Взгляд начальника базы вновь заюлил, лицо напряглось, руки обеспокоинно зашарили по столу. Будто в чем оправдываясь, он проговорил:
– Видите ли, судно было зафрахтованно одной фирмой. Но все на законном основании. У нас и договор имеется. Одну минутку... – Ломбард стал выдвигать ящики письменного стола, наконец извлек договор, протянул мне. Вот, можете сами убедиться.
Я взял договор, стал читать. По нем значилось, что фирма "Элита", в лице её коммерческого директора Северного Н.Я. заключает с РЭБ флота Сибирского отделения Академии наук, в лице его начальника Ломбарда Ю.С. договор фрахта, по которому РЭБ флота предоставляет фирме "Элита" судно "Орел" для проведения с 6 по 10 июня 2000 года спецрейсов по Обскому водохранилищу. За что фирма "Элита" обязуется выплатить РЭБ флота сумму в размере трех тысяч долларов.
– А что это за "спецрейсы"? – спросил я.
– Понятия не имею, – пожал плечами Ломбард.
– Вы что же, даже не интересовались?
– Нет, не интересовался. Главное – появилась возможность заработать. Зачем же её упускать, верно?
– Фирма полностью выполнила условия договора?
Ломбард вновь сильно занервничал.
– Да, конечно. После подписания договора представитель фирмы тут же внес деньги в нашу бухгалтерию. Можете сами в этом убедиться.
– Он внес наличными?
– Конечно.
– Но ведь это нарушение закона?
– А чем вы говорите, Николай Сергеевич! – фальшиво разулыбался Ломбард. – О каком законе в наше время кто помнит. Главное – выгода.
И мне стали понятны причины нервозности начальника базы. Очень даже понятны. На этом договоре тот погрел руки, имел, так сказать, личную выгоду. И, судя по всему, выгоду весьма и весьма неплохую. Теперь я был более чем уверен, что фирмы "Элита" в природе не существует, а значит сделка от начала до конца – липа.
– А где сейчас находится "Орел"?
– Вон, у второго причала, – указал Ломбард в окно. – Желаете взглянуть?
– Если не возражаете?
– Бога ради! Пойдемте, я вас провожу.
"Орел" представлял собой довольно солидное судно с большой открытой площадкой в носовой части. Площадка заканчивалась высокой стальной мачтой, на которой на толстых капроновых тросах висели крюки, лебедки и прочий такелаж. Далее шла рулевая рубка. Все надстройки располагались в кормовой части судна.
– "Орел" – экспедиционное судно, – пояснил Ломбард. – Прежде оно трудилось всю навигацию – развозило научные экспедиции и грузы.

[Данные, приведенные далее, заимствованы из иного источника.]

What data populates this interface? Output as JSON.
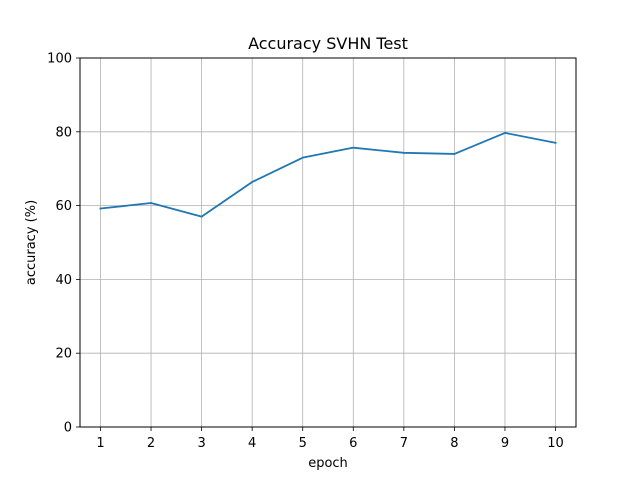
{
  "chart_data": {
    "type": "line",
    "title": "Accuracy SVHN Test",
    "xlabel": "epoch",
    "ylabel": "accuracy (%)",
    "x": [
      1,
      2,
      3,
      4,
      5,
      6,
      7,
      8,
      9,
      10
    ],
    "xticks": [
      "1",
      "2",
      "3",
      "4",
      "5",
      "6",
      "7",
      "8",
      "9",
      "10"
    ],
    "yticks": [
      "0",
      "20",
      "40",
      "60",
      "80",
      "100"
    ],
    "ylim": [
      0,
      100
    ],
    "grid": true,
    "legend": "none",
    "series": [
      {
        "color": "#1f77b4",
        "values": [
          59.2,
          60.7,
          57.0,
          66.4,
          73.0,
          75.7,
          74.3,
          74.0,
          79.7,
          77.0
        ]
      }
    ]
  }
}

Сейчас в основном стоит на приколе – нет денег на мазут.
– А где здесь общая каюта?
– Это там, – указал начальник базы в направлении кормы. – Пойдемте.

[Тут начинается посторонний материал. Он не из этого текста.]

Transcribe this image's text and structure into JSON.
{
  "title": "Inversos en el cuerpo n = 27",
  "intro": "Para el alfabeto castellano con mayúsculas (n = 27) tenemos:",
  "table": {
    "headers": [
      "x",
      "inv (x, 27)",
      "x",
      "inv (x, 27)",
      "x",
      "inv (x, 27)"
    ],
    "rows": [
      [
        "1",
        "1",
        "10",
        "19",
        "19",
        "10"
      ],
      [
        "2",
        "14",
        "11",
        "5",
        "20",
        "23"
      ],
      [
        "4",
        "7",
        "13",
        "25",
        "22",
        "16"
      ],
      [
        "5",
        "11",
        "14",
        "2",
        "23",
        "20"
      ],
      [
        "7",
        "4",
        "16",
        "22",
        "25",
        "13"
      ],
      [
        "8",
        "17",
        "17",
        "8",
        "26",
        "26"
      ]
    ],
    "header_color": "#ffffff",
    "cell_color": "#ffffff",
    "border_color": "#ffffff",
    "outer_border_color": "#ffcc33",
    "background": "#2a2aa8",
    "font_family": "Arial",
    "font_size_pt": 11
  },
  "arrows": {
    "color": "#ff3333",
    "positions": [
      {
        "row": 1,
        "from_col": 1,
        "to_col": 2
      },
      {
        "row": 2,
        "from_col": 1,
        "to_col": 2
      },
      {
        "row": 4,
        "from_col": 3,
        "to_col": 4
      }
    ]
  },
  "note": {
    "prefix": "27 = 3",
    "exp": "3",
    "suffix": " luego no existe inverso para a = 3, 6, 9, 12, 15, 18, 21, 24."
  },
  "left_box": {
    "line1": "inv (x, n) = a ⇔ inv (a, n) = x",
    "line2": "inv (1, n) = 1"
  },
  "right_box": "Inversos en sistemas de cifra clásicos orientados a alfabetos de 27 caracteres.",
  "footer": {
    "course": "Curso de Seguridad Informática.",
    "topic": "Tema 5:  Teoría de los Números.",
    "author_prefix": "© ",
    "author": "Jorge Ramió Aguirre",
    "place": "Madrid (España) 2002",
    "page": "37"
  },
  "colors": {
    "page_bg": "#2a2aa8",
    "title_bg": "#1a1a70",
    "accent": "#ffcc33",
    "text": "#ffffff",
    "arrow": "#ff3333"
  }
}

Мы прошли в корму, вошли в одну из надстроек, по трапу спустились вниз и оказались в большом кубрике. Здесь в дальнем углу справа на тумбочке стоял небольшой черно-белый телевизор. Слева находился старенький обшарпанный диван и два точно таких же кресла. Справа стояли два больших обеденных стола с перевернутыми вверх ножками стульями на них. Все это говорило за то, что прежде чем покинуть судно, его команда сделала уборку.
Я принялся тщательно осматривать помещение кубрика. И вскоре под лестницей на стене, или как говорят моряки, на переборке обнаружил красно-бурые брызги. Под тумбочкой нашел пуговицу от платья Наташи. Все сомнения отпали – именно здесь произошло убийство подростков.

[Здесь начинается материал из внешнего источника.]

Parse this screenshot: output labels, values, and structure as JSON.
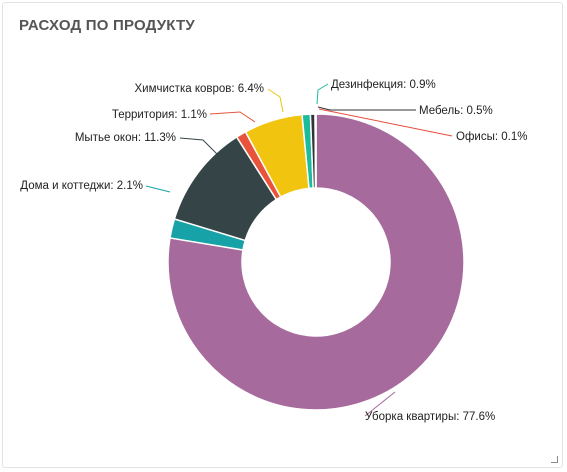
{
  "widget": {
    "title": "РАСХОД ПО ПРОДУКТУ"
  },
  "chart_data": {
    "type": "pie",
    "hole": true,
    "legend": "none",
    "slices": [
      {
        "label": "Уборка квартиры",
        "value": 77.6,
        "display": "77.6%",
        "color": "#a66a9c",
        "line_color": "#a66a9c"
      },
      {
        "label": "Дома и коттеджи",
        "value": 2.1,
        "display": "2.1%",
        "color": "#17a2a8",
        "line_color": "#17a2a8"
      },
      {
        "label": "Мытье окон",
        "value": 11.3,
        "display": "11.3%",
        "color": "#354547",
        "line_color": "#354547"
      },
      {
        "label": "Территория",
        "value": 1.1,
        "display": "1.1%",
        "color": "#e8533c",
        "line_color": "#e8533c"
      },
      {
        "label": "Химчистка ковров",
        "value": 6.4,
        "display": "6.4%",
        "color": "#f1c40f",
        "line_color": "#f1c40f"
      },
      {
        "label": "Дезинфекция",
        "value": 0.9,
        "display": "0.9%",
        "color": "#1abc9c",
        "line_color": "#1abc9c"
      },
      {
        "label": "Мебель",
        "value": 0.5,
        "display": "0.5%",
        "color": "#333333",
        "line_color": "#333333"
      },
      {
        "label": "Офисы",
        "value": 0.1,
        "display": "0.1%",
        "color": "#e74c3c",
        "line_color": "#e74c3c"
      }
    ]
  }
}
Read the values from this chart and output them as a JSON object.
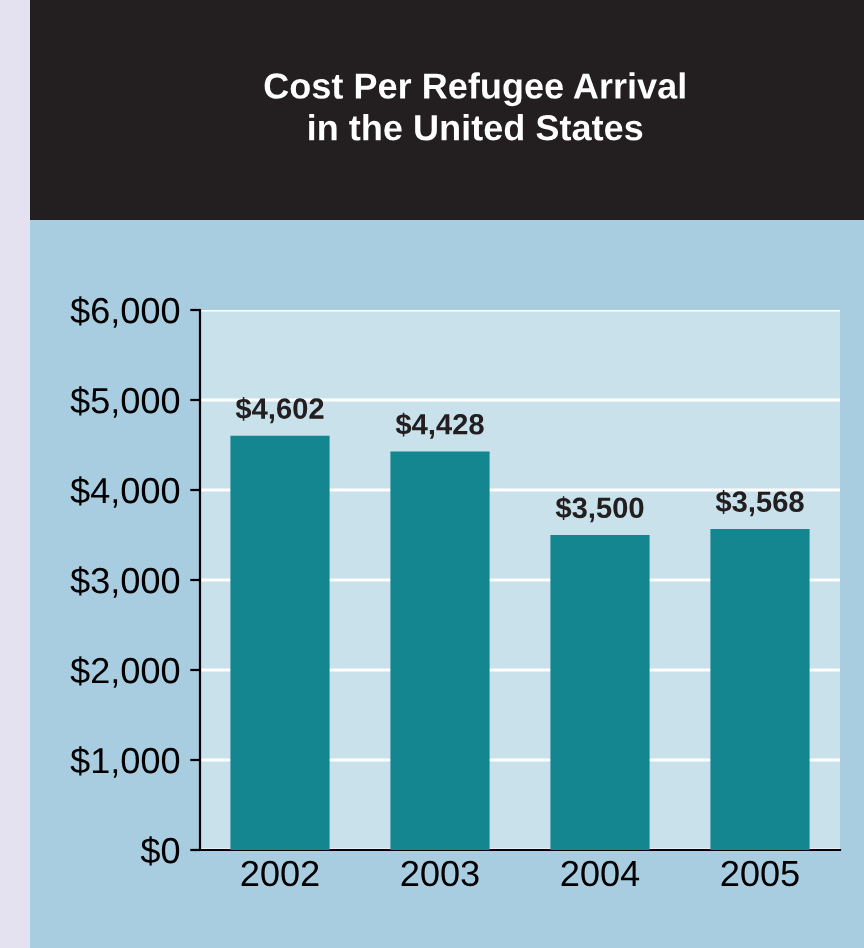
{
  "chart_data": {
    "type": "bar",
    "title": "Cost Per Refugee Arrival\nin the United States",
    "categories": [
      "2002",
      "2003",
      "2004",
      "2005"
    ],
    "values": [
      4602,
      4428,
      3500,
      3568
    ],
    "value_labels": [
      "$4,602",
      "$4,428",
      "$3,500",
      "$3,568"
    ],
    "color": "#13868f",
    "ylim": [
      0,
      6000
    ],
    "yticks": [
      {
        "value": 0,
        "label": "$0"
      },
      {
        "value": 1000,
        "label": "$1,000"
      },
      {
        "value": 2000,
        "label": "$2,000"
      },
      {
        "value": 3000,
        "label": "$3,000"
      },
      {
        "value": 4000,
        "label": "$4,000"
      },
      {
        "value": 5000,
        "label": "$5,000"
      },
      {
        "value": 6000,
        "label": "$6,000"
      }
    ],
    "grid": "y"
  }
}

– Юрий Семенович, пригласите, пожалуйста, понятых, – сказал я Ломбарду.
– Можно кого-то из наших работников?
– Конечно. Да, где здесь храняться канаты?
– В такелажном ящике на корме.
– Проводите меня к нему.
В ящике я нашел бобину с точно таким же тонким капроновым канатом, каким были связаны потерпевшие.
После чего в присутствии понятых составил протокол осмотра и изъял пуговицу, бобину и на ватный тампон сделал смыв крови с перебоки. Записав домашние адреса Барсукова и Сидорова, я покинул базу.
Как я и предполагал, фирмы под названием "Элита" в городе не существовало. Оперативные работники, поехавшие за Барсуковыи и Сидоровым, дома их не нашли. Их жены пояснили, что 10 июня, вернувшись утром с работы, мужья быстро собрали рюкзаки и уехали на рыбалку. Куда именно? Мужья не сказали.
Глава двенадцатая: Говоров. Бармен из "Центрального".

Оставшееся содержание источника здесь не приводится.